Rimasi di ghiaccio, quello dunque era proprio il Caronte dell'inferno Dantesco? Mi feci forza e gli chiesi se poteva darmi un passaggio al di fuori di quel luogo tristo e scuro, ma lui mi fece presente che senza un obolo non poteva trasportarmi da nessuna parte: "senza denare nun se canta messa", gridò allontanandosi dalla riva, ridendo di me, e cantando una scurrile canzonaccia molto in voga da quelle parti, che faceva: "senti come pompa, senti come pompa lo psicopompo".
Ero di nuovo solo; e mentre stavo cominciando a disperarmi, venni abbandonato anche dalla torcia: "maledetto Gaetano hai cambiato le pile per giocare alla x box".
Nel buio cominciai a piangere dolcemente. Un bagliore improvviso mi fece trasalire: una figura da monaco, col cappuccio abbassato sul viso si avvicinava dalle roccie con in mano una torcia, mi inginocchiai aspettando oramai qualcosa di inevitabile, ma con mia profonda sorpresa e gioia si rivelò essere il mio amico Frà Tomone.
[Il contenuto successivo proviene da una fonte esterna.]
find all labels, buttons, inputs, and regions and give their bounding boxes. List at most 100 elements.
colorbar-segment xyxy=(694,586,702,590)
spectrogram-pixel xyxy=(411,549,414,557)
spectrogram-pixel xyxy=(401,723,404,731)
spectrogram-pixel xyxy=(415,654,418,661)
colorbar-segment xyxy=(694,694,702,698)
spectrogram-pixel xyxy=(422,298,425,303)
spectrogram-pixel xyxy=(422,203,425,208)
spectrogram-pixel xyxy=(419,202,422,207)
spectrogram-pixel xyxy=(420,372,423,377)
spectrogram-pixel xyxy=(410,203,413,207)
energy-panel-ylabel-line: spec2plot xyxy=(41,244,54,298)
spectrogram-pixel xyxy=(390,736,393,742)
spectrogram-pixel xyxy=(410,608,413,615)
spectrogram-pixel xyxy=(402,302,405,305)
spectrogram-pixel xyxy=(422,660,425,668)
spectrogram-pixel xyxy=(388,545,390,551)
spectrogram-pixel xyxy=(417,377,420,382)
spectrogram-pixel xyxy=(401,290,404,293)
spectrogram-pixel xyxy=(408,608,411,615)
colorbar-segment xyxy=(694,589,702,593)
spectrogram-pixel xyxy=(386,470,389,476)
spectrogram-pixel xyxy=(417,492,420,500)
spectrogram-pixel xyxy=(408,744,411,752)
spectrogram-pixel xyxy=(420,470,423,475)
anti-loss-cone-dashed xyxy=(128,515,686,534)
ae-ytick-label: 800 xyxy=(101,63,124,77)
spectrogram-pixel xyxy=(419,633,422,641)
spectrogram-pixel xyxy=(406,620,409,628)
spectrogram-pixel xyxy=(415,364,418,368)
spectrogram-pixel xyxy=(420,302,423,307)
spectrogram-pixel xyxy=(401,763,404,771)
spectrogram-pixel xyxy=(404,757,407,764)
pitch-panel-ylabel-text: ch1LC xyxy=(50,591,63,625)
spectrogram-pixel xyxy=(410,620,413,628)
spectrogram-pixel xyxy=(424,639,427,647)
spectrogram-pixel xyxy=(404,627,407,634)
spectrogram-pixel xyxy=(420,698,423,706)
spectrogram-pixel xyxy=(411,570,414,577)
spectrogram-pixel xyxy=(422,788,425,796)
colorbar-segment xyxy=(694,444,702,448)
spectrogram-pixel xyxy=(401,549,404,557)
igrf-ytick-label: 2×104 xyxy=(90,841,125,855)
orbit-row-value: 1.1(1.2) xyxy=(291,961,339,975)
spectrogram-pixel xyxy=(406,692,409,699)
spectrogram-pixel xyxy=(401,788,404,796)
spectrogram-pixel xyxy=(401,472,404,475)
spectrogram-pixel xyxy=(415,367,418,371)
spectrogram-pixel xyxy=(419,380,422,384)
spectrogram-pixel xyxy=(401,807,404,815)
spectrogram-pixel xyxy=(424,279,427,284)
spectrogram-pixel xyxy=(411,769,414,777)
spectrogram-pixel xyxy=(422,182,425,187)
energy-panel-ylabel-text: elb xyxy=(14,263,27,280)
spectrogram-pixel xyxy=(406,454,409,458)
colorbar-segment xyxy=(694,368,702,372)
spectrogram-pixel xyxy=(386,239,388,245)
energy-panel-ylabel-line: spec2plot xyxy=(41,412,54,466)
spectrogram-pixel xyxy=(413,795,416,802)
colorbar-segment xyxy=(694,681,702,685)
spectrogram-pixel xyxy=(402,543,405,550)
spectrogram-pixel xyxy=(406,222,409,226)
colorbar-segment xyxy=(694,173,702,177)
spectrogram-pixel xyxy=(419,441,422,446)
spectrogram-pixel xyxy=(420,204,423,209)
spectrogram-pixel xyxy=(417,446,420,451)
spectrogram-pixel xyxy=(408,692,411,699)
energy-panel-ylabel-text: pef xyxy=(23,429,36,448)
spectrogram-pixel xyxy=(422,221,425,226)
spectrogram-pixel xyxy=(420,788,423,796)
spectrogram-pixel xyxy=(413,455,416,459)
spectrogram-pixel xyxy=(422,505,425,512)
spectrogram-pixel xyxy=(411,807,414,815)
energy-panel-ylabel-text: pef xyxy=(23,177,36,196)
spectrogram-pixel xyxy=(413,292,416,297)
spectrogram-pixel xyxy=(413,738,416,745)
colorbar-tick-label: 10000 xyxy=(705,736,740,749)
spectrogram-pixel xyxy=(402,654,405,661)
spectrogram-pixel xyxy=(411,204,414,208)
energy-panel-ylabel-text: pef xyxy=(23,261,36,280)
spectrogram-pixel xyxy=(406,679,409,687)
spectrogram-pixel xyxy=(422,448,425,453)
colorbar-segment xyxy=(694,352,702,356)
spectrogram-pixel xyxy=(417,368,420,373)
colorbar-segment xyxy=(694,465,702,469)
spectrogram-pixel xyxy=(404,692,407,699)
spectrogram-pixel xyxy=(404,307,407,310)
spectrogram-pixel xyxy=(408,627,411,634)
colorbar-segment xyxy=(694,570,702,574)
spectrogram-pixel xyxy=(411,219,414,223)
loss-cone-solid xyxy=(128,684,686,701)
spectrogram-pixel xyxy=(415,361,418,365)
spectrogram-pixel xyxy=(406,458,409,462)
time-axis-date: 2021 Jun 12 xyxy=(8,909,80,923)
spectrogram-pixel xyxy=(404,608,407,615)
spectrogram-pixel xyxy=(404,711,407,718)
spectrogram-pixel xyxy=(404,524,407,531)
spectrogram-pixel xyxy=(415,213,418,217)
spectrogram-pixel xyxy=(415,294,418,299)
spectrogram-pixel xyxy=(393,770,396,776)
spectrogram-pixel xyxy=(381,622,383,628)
"Sapevo che ti avrei trovato quì, mio caro amico. Ma adesso andiamo, non indugiare su queste rive, che non sono per i mortali"; mi alzai e e lo abbracciai con tutte le mie forze. Mi disse che stavamo per intraprendere un lungo viaggio per ritrovare i miei amici, e mi rivelò che facendo parte dei servizi segreti Vaticani, era stato incaricato di ritrovare il nano, che era parte dei più importanti cento ricercati da parte della Santa Sede. Mi diede da vestire un saio monacale come il suo: "è meglio per te non dare nell'occhio, non si può mai sapere dove si va a finire in queste grotte".
Camminammo per ore,io canticchiando Help! dei Beatles, lui canticchiando Solo grazie di Padre Cionfoli. Trovammo un pertugio dal quale usciva la luce del sole.
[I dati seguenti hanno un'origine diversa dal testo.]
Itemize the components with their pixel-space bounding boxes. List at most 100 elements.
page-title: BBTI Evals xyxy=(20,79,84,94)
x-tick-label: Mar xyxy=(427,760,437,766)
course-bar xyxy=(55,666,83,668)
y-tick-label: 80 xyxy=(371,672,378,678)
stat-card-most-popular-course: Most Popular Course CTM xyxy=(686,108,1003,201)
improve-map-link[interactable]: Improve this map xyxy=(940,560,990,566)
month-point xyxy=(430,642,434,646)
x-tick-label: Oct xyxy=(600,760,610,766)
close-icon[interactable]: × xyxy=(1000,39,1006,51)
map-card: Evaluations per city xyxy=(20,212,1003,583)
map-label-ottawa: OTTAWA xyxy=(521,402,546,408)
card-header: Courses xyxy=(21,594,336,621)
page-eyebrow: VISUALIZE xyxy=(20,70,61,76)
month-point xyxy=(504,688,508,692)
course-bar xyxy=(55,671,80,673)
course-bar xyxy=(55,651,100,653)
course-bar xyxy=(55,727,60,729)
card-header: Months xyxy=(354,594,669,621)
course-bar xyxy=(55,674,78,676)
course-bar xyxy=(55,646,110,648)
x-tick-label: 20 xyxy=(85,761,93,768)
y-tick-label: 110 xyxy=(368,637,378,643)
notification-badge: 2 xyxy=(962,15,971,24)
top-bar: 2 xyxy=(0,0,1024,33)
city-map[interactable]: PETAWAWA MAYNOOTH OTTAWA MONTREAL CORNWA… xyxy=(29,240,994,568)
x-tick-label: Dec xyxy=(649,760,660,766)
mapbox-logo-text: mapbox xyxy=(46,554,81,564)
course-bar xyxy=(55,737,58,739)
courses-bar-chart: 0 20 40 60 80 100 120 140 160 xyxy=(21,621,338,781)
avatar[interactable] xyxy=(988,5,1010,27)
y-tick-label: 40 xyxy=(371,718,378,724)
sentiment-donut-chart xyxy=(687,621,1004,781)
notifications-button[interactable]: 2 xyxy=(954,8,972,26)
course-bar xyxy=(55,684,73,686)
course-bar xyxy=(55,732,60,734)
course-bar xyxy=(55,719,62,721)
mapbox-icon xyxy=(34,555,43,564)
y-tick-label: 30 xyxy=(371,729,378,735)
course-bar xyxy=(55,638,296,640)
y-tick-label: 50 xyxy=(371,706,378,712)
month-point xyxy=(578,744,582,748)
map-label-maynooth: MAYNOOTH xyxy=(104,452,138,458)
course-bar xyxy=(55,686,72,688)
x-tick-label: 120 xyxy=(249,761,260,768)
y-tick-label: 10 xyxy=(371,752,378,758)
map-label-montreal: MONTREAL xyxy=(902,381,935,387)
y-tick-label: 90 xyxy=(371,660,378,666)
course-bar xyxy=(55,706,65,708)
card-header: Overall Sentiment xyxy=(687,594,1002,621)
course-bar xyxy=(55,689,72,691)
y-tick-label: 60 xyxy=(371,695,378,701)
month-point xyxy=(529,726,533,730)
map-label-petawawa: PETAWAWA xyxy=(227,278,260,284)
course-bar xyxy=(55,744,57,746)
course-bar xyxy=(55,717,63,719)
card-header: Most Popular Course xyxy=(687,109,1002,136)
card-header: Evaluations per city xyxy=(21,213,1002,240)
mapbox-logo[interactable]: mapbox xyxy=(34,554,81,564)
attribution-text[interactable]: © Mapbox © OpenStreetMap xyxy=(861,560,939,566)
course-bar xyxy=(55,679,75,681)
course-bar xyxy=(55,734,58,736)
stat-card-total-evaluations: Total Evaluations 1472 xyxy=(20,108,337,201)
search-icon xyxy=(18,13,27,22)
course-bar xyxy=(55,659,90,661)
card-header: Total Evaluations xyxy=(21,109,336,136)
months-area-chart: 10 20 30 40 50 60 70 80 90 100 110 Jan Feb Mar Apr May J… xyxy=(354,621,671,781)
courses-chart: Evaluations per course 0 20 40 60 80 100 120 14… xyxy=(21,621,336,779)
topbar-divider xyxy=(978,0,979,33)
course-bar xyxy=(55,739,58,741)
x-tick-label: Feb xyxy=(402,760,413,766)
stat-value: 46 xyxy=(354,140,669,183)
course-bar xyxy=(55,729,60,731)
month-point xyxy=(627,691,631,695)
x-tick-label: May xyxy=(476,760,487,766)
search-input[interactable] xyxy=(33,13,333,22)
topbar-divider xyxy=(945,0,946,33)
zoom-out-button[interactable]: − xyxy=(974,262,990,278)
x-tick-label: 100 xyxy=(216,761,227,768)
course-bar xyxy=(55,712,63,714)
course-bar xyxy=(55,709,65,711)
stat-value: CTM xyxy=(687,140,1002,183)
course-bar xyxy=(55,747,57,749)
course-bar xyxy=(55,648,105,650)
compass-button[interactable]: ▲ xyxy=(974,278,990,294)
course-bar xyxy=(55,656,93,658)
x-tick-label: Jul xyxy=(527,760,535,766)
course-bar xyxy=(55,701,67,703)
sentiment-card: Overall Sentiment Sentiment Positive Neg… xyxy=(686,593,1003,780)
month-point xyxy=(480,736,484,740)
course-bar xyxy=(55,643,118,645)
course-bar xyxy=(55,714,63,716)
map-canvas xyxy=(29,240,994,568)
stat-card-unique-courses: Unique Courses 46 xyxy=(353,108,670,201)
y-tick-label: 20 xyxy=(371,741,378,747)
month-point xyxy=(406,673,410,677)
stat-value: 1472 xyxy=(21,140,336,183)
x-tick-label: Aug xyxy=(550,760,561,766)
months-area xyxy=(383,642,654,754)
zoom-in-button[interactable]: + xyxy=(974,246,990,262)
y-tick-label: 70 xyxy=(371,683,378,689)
Ci ritrovammo ai piedi di un acrocoro, nel bel mezzo di un bosco selvaggio. In cima alla roccia troneggiava una grande struttura di tufo, che aveva tutte le sembianze di un ritiro monacale medioevale; accanto ad un grosso mulo, un grasso monaco dalla faccia gioviale e dai denti infraciditi ci sorrise e salutò Fra Tomone come un vecchio amico: "saluti a te Tomone, ti aspettavamo all'abbazia. com'è stato il viaggio?", il mio amico rispose: "venerando Camorgio da Sassuolo il tempo è stato clemente con te. Questo è il mio discepolo Fra Zozzone da napoli", e mi indicò. Fra zozzone da Napoli? Chiesi nell'orecchio al mio amico frate: "è meglio che tu ti lasci passare per fraticello, che quì non sono tanto abituati ai secolari", mi sussurrò.
"Ma dove siamo capitati, Tomone, amico mio?", gli chiesi, e lui con un sorriso beato ma allo stesso tempo beffardo: "quando si cammina a lungo nelle fogne, la domanda non è dove, ma quando!".
Ci dirigemmo verso l'abbazia, eravamo tre monaci ed un mulo.